There are several natural community types within Big Shoals State Forest. The dominant type is Mesic Flatwoods, however Upland Mixed Forests, Basin Swamps, and Cypress Domes are well represented. Most of these communities are good examples and have been well maintained. A perennial stream, Four Mile Branch, flows through Big Shoals and into the Suwannee River.

Using an ecosystem management approach, the primary management objective of the Division of Forestry is to restore, maintain and protect all native ecosystems. Through sound multiple-use management practices, a proper balance is maintained between resource utilization and resource protection. The forest which provides habitat for many species of wildlife including white-tailed deer, bobcat, fox squirrel and wild turkey.


While Big Shoals Public Lands is noted for its whitewater rapids associated with the Big and Little Shoals on the Suwannee River at certain river levels, the State Forest portion has multiple other recreation opportunities as well. These include nature study, picnicking, hiking, bicycling, horseback riding, fishing, and hunting.

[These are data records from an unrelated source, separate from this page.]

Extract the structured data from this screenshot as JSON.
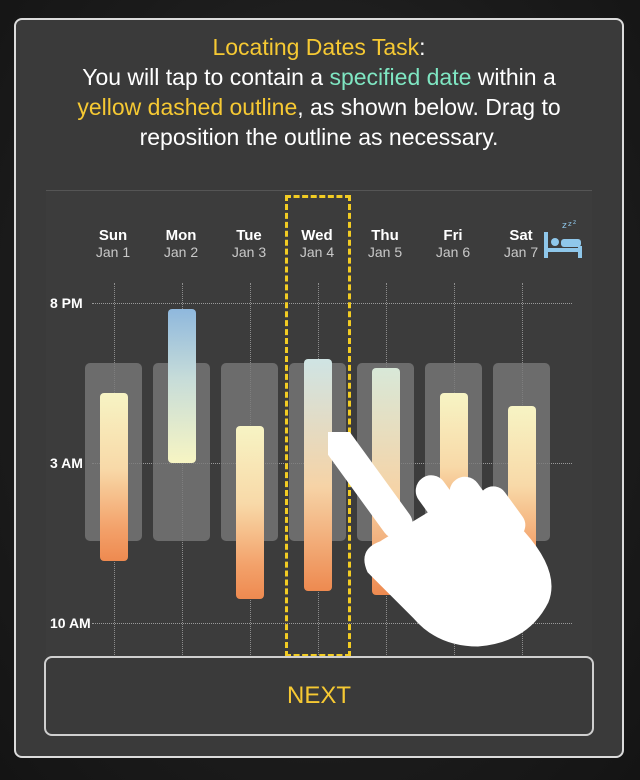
{
  "instructions": {
    "title": "Locating Dates Task",
    "title_colon": ":",
    "line1_a": "You will tap to contain a ",
    "line1_highlight": "specified date",
    "line1_b": " within a",
    "line2_highlight": "yellow dashed outline",
    "line2_b": ", as shown below. Drag to",
    "line3": "reposition the outline as necessary."
  },
  "chart": {
    "days": [
      {
        "name": "Sun",
        "date": "Jan 1"
      },
      {
        "name": "Mon",
        "date": "Jan 2"
      },
      {
        "name": "Tue",
        "date": "Jan 3"
      },
      {
        "name": "Wed",
        "date": "Jan 4"
      },
      {
        "name": "Thu",
        "date": "Jan 5"
      },
      {
        "name": "Fri",
        "date": "Jan 6"
      },
      {
        "name": "Sat",
        "date": "Jan 7"
      }
    ],
    "time_labels": [
      "8 PM",
      "3 AM",
      "10 AM"
    ],
    "highlighted_day": "Wed",
    "icon": "sleep-bed-icon"
  },
  "next_label": "NEXT",
  "colors": {
    "accent_yellow": "#f6c933",
    "accent_green": "#7fe6c2",
    "outline_yellow": "#f2cc23"
  }
}
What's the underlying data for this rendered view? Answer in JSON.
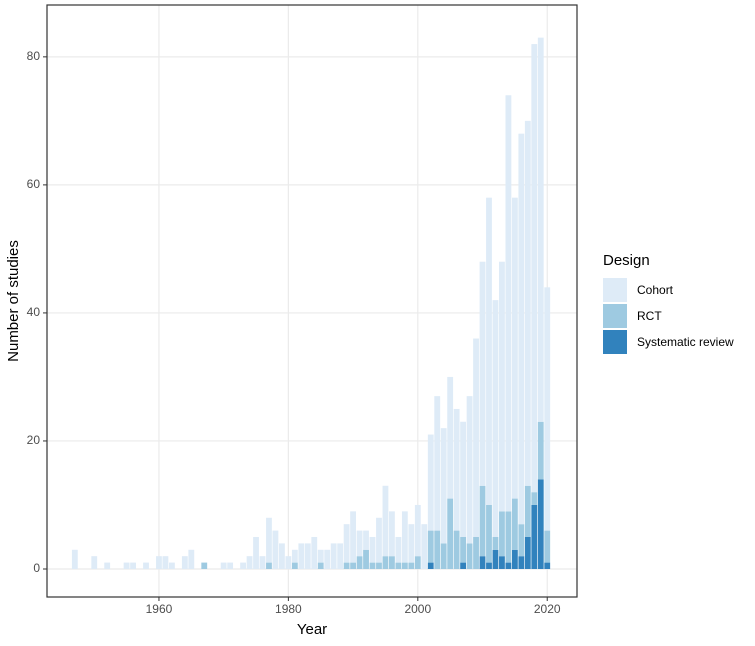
{
  "chart_data": {
    "type": "stacked-bar",
    "x_label": "Year",
    "y_label": "Number of studies",
    "legend_title": "Design",
    "x": [
      1947,
      1948,
      1949,
      1950,
      1951,
      1952,
      1953,
      1954,
      1955,
      1956,
      1957,
      1958,
      1959,
      1960,
      1961,
      1962,
      1963,
      1964,
      1965,
      1966,
      1967,
      1968,
      1969,
      1970,
      1971,
      1972,
      1973,
      1974,
      1975,
      1976,
      1977,
      1978,
      1979,
      1980,
      1981,
      1982,
      1983,
      1984,
      1985,
      1986,
      1987,
      1988,
      1989,
      1990,
      1991,
      1992,
      1993,
      1994,
      1995,
      1996,
      1997,
      1998,
      1999,
      2000,
      2001,
      2002,
      2003,
      2004,
      2005,
      2006,
      2007,
      2008,
      2009,
      2010,
      2011,
      2012,
      2013,
      2014,
      2015,
      2016,
      2017,
      2018,
      2019,
      2020
    ],
    "series": [
      {
        "name": "Cohort",
        "color": "#deebf7",
        "values": [
          3,
          0,
          0,
          2,
          0,
          1,
          0,
          0,
          1,
          1,
          0,
          1,
          0,
          2,
          2,
          1,
          0,
          2,
          3,
          0,
          0,
          0,
          0,
          1,
          1,
          0,
          1,
          2,
          5,
          2,
          7,
          6,
          4,
          2,
          2,
          4,
          4,
          5,
          2,
          3,
          4,
          4,
          6,
          8,
          4,
          3,
          4,
          7,
          11,
          7,
          4,
          8,
          6,
          8,
          7,
          15,
          21,
          18,
          19,
          19,
          18,
          23,
          31,
          35,
          48,
          37,
          39,
          65,
          47,
          61,
          57,
          70,
          60,
          38
        ]
      },
      {
        "name": "RCT",
        "color": "#9ecae1",
        "values": [
          0,
          0,
          0,
          0,
          0,
          0,
          0,
          0,
          0,
          0,
          0,
          0,
          0,
          0,
          0,
          0,
          0,
          0,
          0,
          0,
          1,
          0,
          0,
          0,
          0,
          0,
          0,
          0,
          0,
          0,
          1,
          0,
          0,
          0,
          1,
          0,
          0,
          0,
          1,
          0,
          0,
          0,
          1,
          1,
          2,
          3,
          1,
          1,
          2,
          2,
          1,
          1,
          1,
          2,
          0,
          5,
          6,
          4,
          11,
          6,
          4,
          4,
          5,
          11,
          9,
          2,
          7,
          8,
          8,
          5,
          8,
          2,
          9,
          5
        ]
      },
      {
        "name": "Systematic review",
        "color": "#3182bd",
        "values": [
          0,
          0,
          0,
          0,
          0,
          0,
          0,
          0,
          0,
          0,
          0,
          0,
          0,
          0,
          0,
          0,
          0,
          0,
          0,
          0,
          0,
          0,
          0,
          0,
          0,
          0,
          0,
          0,
          0,
          0,
          0,
          0,
          0,
          0,
          0,
          0,
          0,
          0,
          0,
          0,
          0,
          0,
          0,
          0,
          0,
          0,
          0,
          0,
          0,
          0,
          0,
          0,
          0,
          0,
          0,
          1,
          0,
          0,
          0,
          0,
          1,
          0,
          0,
          2,
          1,
          3,
          2,
          1,
          3,
          2,
          5,
          10,
          14,
          1
        ]
      }
    ],
    "xlim": [
      1942.7,
      2024.6
    ],
    "xticks": [
      1960,
      1980,
      2000,
      2020
    ],
    "ylim": [
      -4.375,
      88.1
    ],
    "yticks": [
      0,
      20,
      40,
      60,
      80
    ],
    "grid": true
  }
}
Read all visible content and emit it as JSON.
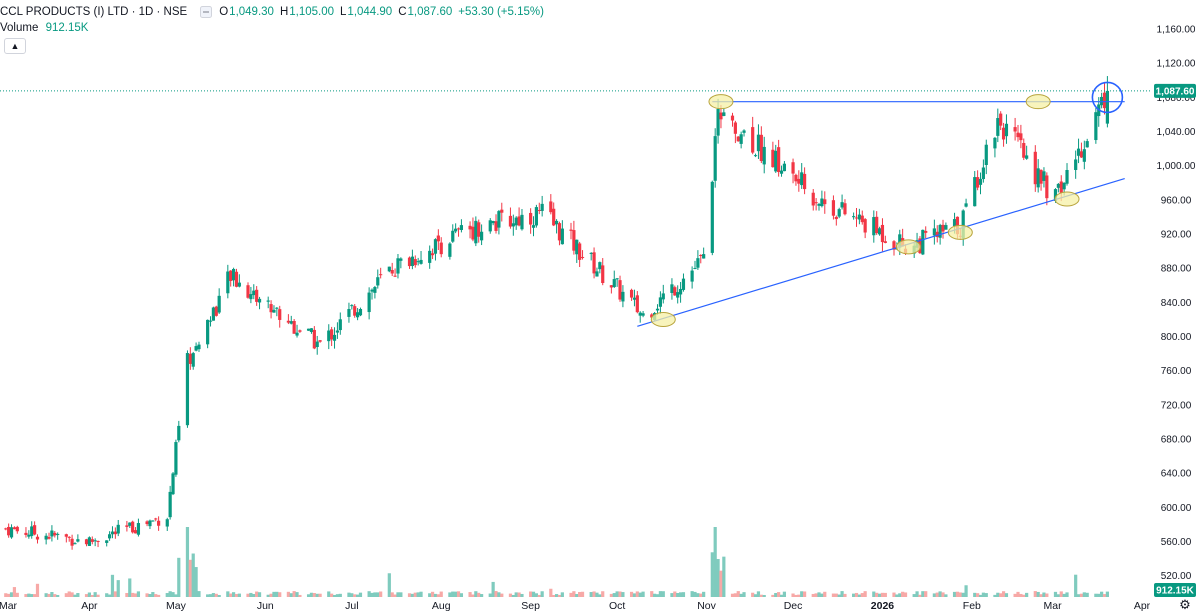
{
  "legend": {
    "symbol": "CCL PRODUCTS (I) LTD · 1D · NSE",
    "open_label": "O",
    "open": "1,049.30",
    "high_label": "H",
    "high": "1,105.00",
    "low_label": "L",
    "low": "1,044.90",
    "close_label": "C",
    "close": "1,087.60",
    "change": "+53.30 (+5.15%)",
    "volume_label": "Volume",
    "volume": "912.15K"
  },
  "collapse_icon": "chevron-up-icon",
  "settings_icon": "gear-icon",
  "colors": {
    "up": "#089981",
    "down": "#f23645",
    "trend": "#2962ff",
    "highlight": "#f5f0a6",
    "grid": "#f0f3fa"
  },
  "chart_data": {
    "type": "candlestick",
    "y_ticks": [
      "520.00",
      "560.00",
      "600.00",
      "640.00",
      "680.00",
      "720.00",
      "760.00",
      "800.00",
      "840.00",
      "880.00",
      "920.00",
      "960.00",
      "1,000.00",
      "1,040.00",
      "1,080.00",
      "1,120.00",
      "1,160.00"
    ],
    "y_tick_values": [
      520,
      560,
      600,
      640,
      680,
      720,
      760,
      800,
      840,
      880,
      920,
      960,
      1000,
      1040,
      1080,
      1120,
      1160
    ],
    "ylim": [
      495,
      1180
    ],
    "x_labels": [
      "Mar",
      "Apr",
      "May",
      "Jun",
      "Jul",
      "Aug",
      "Sep",
      "Oct",
      "Nov",
      "Dec",
      "2026",
      "Feb",
      "Mar",
      "Apr"
    ],
    "x_label_positions": [
      "2025-03",
      "2025-04",
      "2025-05",
      "2025-06",
      "2025-07",
      "2025-08",
      "2025-09",
      "2025-10",
      "2025-11",
      "2025-12",
      "2026-01",
      "2026-02",
      "2026-03",
      "2026-04"
    ],
    "last_price_label": "1,087.60",
    "last_price": 1087.6,
    "volume_label": "912.15K",
    "key_closes": [
      {
        "date": "2025-03-03",
        "close": 575
      },
      {
        "date": "2025-04-01",
        "close": 560
      },
      {
        "date": "2025-04-28",
        "close": 590
      },
      {
        "date": "2025-05-05",
        "close": 770
      },
      {
        "date": "2025-05-20",
        "close": 870
      },
      {
        "date": "2025-06-20",
        "close": 790
      },
      {
        "date": "2025-07-15",
        "close": 880
      },
      {
        "date": "2025-08-10",
        "close": 925
      },
      {
        "date": "2025-09-05",
        "close": 945
      },
      {
        "date": "2025-10-10",
        "close": 825
      },
      {
        "date": "2025-10-31",
        "close": 890
      },
      {
        "date": "2025-11-05",
        "close": 1065
      },
      {
        "date": "2025-12-10",
        "close": 960
      },
      {
        "date": "2026-01-10",
        "close": 905
      },
      {
        "date": "2026-01-28",
        "close": 930
      },
      {
        "date": "2026-02-10",
        "close": 1055
      },
      {
        "date": "2026-03-02",
        "close": 960
      },
      {
        "date": "2026-03-20",
        "close": 1087.6
      }
    ],
    "resistance_level": 1075,
    "support_line": [
      {
        "date": "2025-10-08",
        "value": 812
      },
      {
        "date": "2026-03-26",
        "value": 985
      }
    ],
    "grid": false,
    "volume_spikes": [
      {
        "date": "2025-05-05",
        "volume": "high"
      },
      {
        "date": "2025-11-04",
        "volume": "high"
      }
    ]
  }
}
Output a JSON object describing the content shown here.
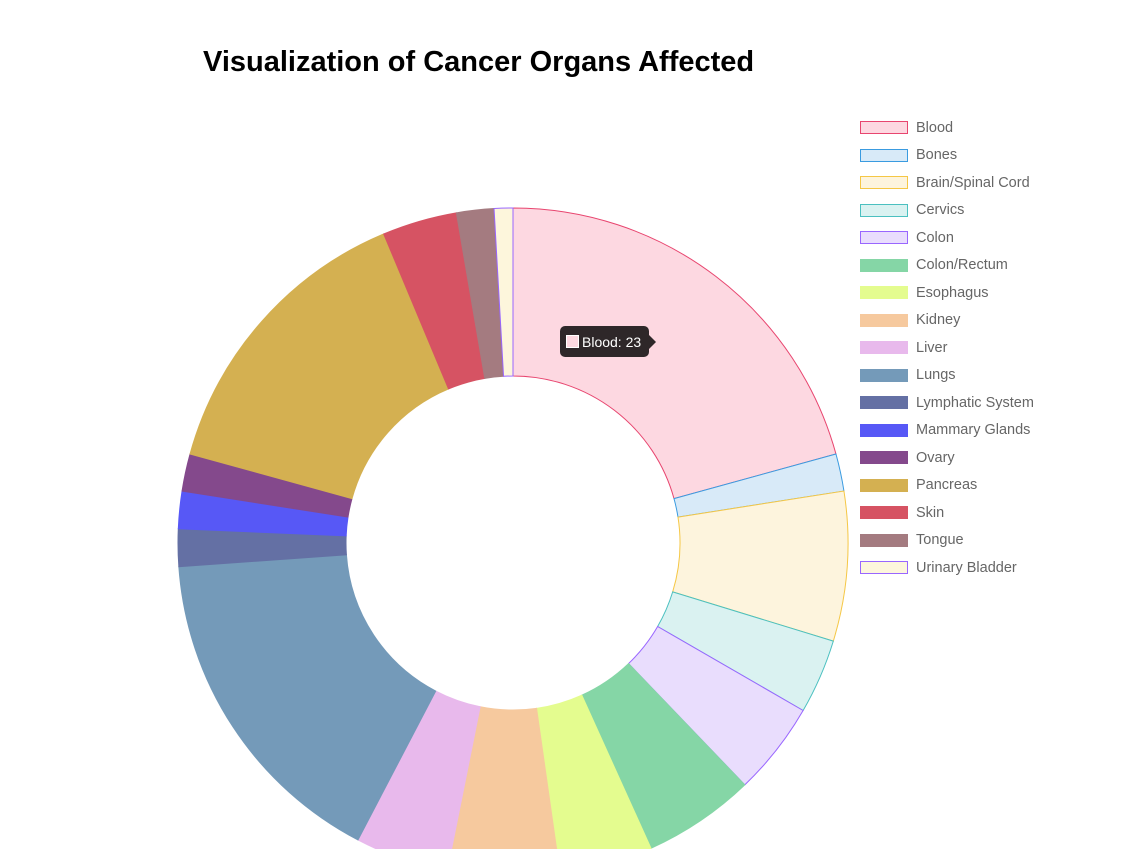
{
  "chart_data": {
    "type": "doughnut",
    "title": "Visualization of Cancer Organs Affected",
    "legend_position": "right",
    "categories": [
      "Blood",
      "Bones",
      "Brain/Spinal Cord",
      "Cervics",
      "Colon",
      "Colon/Rectum",
      "Esophagus",
      "Kidney",
      "Liver",
      "Lungs",
      "Lymphatic System",
      "Mammary Glands",
      "Ovary",
      "Pancreas",
      "Skin",
      "Tongue",
      "Urinary Bladder"
    ],
    "values": [
      23,
      2,
      8,
      4,
      5,
      6,
      5,
      6,
      5,
      18,
      2,
      2,
      2,
      16,
      4,
      2,
      1
    ],
    "fill_colors": [
      "#fdd8e1",
      "#d8eaf8",
      "#fdf4dd",
      "#daf2f1",
      "#e9ddfd",
      "#85d6a6",
      "#e4fc8f",
      "#f6c99e",
      "#e8b9ec",
      "#749ab9",
      "#6470a4",
      "#5758f6",
      "#84498c",
      "#d4b051",
      "#d65363",
      "#a47b80",
      "#fdf6dc"
    ],
    "border_colors": [
      "#e8456f",
      "#3a9be0",
      "#f5c745",
      "#4bc0c0",
      "#9966ff",
      "#85d6a6",
      "#e4fc8f",
      "#f6c99e",
      "#e8b9ec",
      "#749ab9",
      "#6470a4",
      "#5758f6",
      "#84498c",
      "#d4b051",
      "#d65363",
      "#a47b80",
      "#9966ff"
    ],
    "tooltip": {
      "text": "Blood: 23",
      "color": "#fdd8e1"
    }
  }
}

Big Shoals State Forest contains a hiking trail and horseback riding trail included in the Florida Division of Forestry Trailwalker and Trailtrotter Programs. There is also a very popular 4 mile paved bicycle trail located on the State Forest. 

A canoe launch is located on the northern section of the river but note: the shoals are very dangerous and should not be navigated when the water level is high. In addition, FWC has designated a portion of Big Shoals Public Lands as a Type I Wildlife Management Area for hunting.